その辺を考慮しつつ、逐語訳的意訳(?)をするなら―
 
「ジャーナリストだって? パシャパシャ写真を撮ってる奴のまわりに這いずってる、あの害虫どものことか?」
 
といったところで、いかがでしょう? (脳内字幕には長すぎてボツ)
 
* 豆知識
 
root weevils はゾウムシのこと―ゾウムシの幼虫は根っこをかじって傷め、成虫になると葉っぱを食べて枯らす、植物にとっては嫌~な害虫。
 
ゾウの長い鼻は本当に鼻ですが、ゾウムシの長い鼻は実は口です。
 
進化の過程で、口先だけが異常に発達したんですよ―ジャーナリストみたいに。
 
 
その74 (2003/ 7/24
 
謎シリーズ第 5 「謎の root weevils
 
root weevils について、ちょっとムシ返します。
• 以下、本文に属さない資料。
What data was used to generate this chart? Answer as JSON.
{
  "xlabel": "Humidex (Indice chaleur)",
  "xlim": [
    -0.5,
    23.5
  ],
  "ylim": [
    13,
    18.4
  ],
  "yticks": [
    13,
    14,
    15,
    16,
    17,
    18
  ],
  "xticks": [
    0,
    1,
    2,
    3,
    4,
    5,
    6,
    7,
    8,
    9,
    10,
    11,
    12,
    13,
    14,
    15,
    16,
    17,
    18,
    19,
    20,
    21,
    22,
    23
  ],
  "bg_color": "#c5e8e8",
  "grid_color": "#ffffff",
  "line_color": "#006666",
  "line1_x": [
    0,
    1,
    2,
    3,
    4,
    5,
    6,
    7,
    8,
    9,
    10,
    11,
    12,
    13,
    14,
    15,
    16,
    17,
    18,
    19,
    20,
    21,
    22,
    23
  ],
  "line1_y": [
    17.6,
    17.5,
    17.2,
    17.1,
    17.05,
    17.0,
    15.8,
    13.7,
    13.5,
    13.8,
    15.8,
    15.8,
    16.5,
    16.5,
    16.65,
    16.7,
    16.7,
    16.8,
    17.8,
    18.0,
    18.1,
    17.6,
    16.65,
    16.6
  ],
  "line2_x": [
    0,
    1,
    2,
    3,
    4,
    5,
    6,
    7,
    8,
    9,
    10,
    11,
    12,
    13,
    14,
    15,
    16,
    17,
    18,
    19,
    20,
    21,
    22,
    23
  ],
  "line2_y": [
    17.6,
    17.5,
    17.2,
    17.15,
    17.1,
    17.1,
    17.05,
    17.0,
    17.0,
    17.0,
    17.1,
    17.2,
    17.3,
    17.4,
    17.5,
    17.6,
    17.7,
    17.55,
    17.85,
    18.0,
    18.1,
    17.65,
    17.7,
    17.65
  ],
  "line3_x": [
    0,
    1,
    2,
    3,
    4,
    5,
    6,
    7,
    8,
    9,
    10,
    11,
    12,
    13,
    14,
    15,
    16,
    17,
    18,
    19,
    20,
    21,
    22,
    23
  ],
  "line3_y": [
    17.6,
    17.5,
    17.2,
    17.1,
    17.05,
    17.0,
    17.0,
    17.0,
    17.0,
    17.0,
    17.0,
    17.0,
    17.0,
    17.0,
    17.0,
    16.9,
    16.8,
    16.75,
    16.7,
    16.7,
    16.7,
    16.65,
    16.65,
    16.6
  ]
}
(←シャレですよ、シャレ)
 
Coverage You mean them root weevils that crawl around popping cameras
 
イェーガーのこのセリフを取り上げて、わたしは―
 
popping cameras のまわり(around)を crawl する root weevils
 
と解釈し(around の後に the とか those とかがないので)そうは読めない気もしてたけども、とにかく―
 
Those root weevils write history. 「彼らが歴史を書く」
 
という(その後に続く)連絡官のセリフとの整合性を考えると、そう取らないとおかしいんじゃないかと考えたんですね―フラッシュをたく連中が歴史を書いてたまるか、と。
 
さて、じゃあイェーガーがゾウムシ呼ばわりしたマスコミ連中とは、具体的には一体どの連中のことなのか?
 
最近やっと気付いたことに、実はイェーガーがゾウムシ呼ばわりしたマスコミ連中が誰であるのか、はっきり特定できる証拠があるんですよ。
 
そして、わたしにとってはゾウムシの正体を特定することよりもむしろ、その証拠そのもののほうがずっと大きな意味を持っていたということに気付いたのであります。
 
 
その 75
 
先に言ってしまうと、ゾウムシの正体は(ご想像どおり)―
 
I Fratelli Bologna the Bologna Brothers の面々。
 
この(わたしが「マスコミ7」と名付けた)連中は、おそらくフィリップ・カウフマンが自らオファーした、それなりの連中であるはずで、そう思って注意して見ると、さすがに7人の動きは計算されたステージ・パフォーマンスだと納得させられる。
 
では、その彼らが最初に登場するシーンはどこだと思います?  マーキュリー7のお披露目のシーン?
 
そう思うでしょ―でも、そうではないんです。 彼らは確かにマーキュリー7にまとわりついてました、パパラッチみたいにしつこく。
 
でも、最初はそこじゃない―彼らが最初に登場するのは、ずっと前です。
 
スコット・クロスフィールドがマッハ 2 を記録して、そのニュース映像が流れますよね―イェーガーとクロスフィールドが握手したりして。
 
そこです―よってたかってカメラをかまえてるのが「マスコミ7」に他なりません。
 
イェーガーは、その時(自身の音速突破では無視された)ゾウムシ連中の洗礼を受ける―つまり、辻褄は合ってるんですよ、マーキュリー7のお披露目より以前に彼らを知ってるということの。
 
そして見逃してはいけないのは、いや聞き逃してはいけないのは、彼らがパパラッチのように(と言うか、そのものだけど)登場する時には、なぜかカサカサ、カシャカシャ、いつも(テーマ曲みたいに)耳障りな効果音が流れるでしょ―あれって、何か昆虫が(うごめいて)擦れ合ってるような音ですよね。
 
そう、まさしくゾウムシを表してる音なんです、あれは―カメラのフラッシュの音、シャッターの音にオーバーラップさせて、わざとゾウムシの音を発してるに違いありません。
 
考えてみれば、何のことはない―イェーガーがマスコミ連中をゾウムシ呼ばわりするのは、そのすぐ後のシーン。
 
ですから(解りきったことだったのだが)イェーガーがゾウムシ呼ばわりするマスコミ連中とは、クロスフィールドと握手させられた時にまとわりついていた「マスコミ7」だったと特定できるのであります。
 
※ 果たしてカウフマンはスクリプトに指示している―
 
the PRESS is swarming around Crossfield’s plane. WE HEAR: THEIR STRANGE SOUND—buzzing, popping, chewing like root weevils swarming.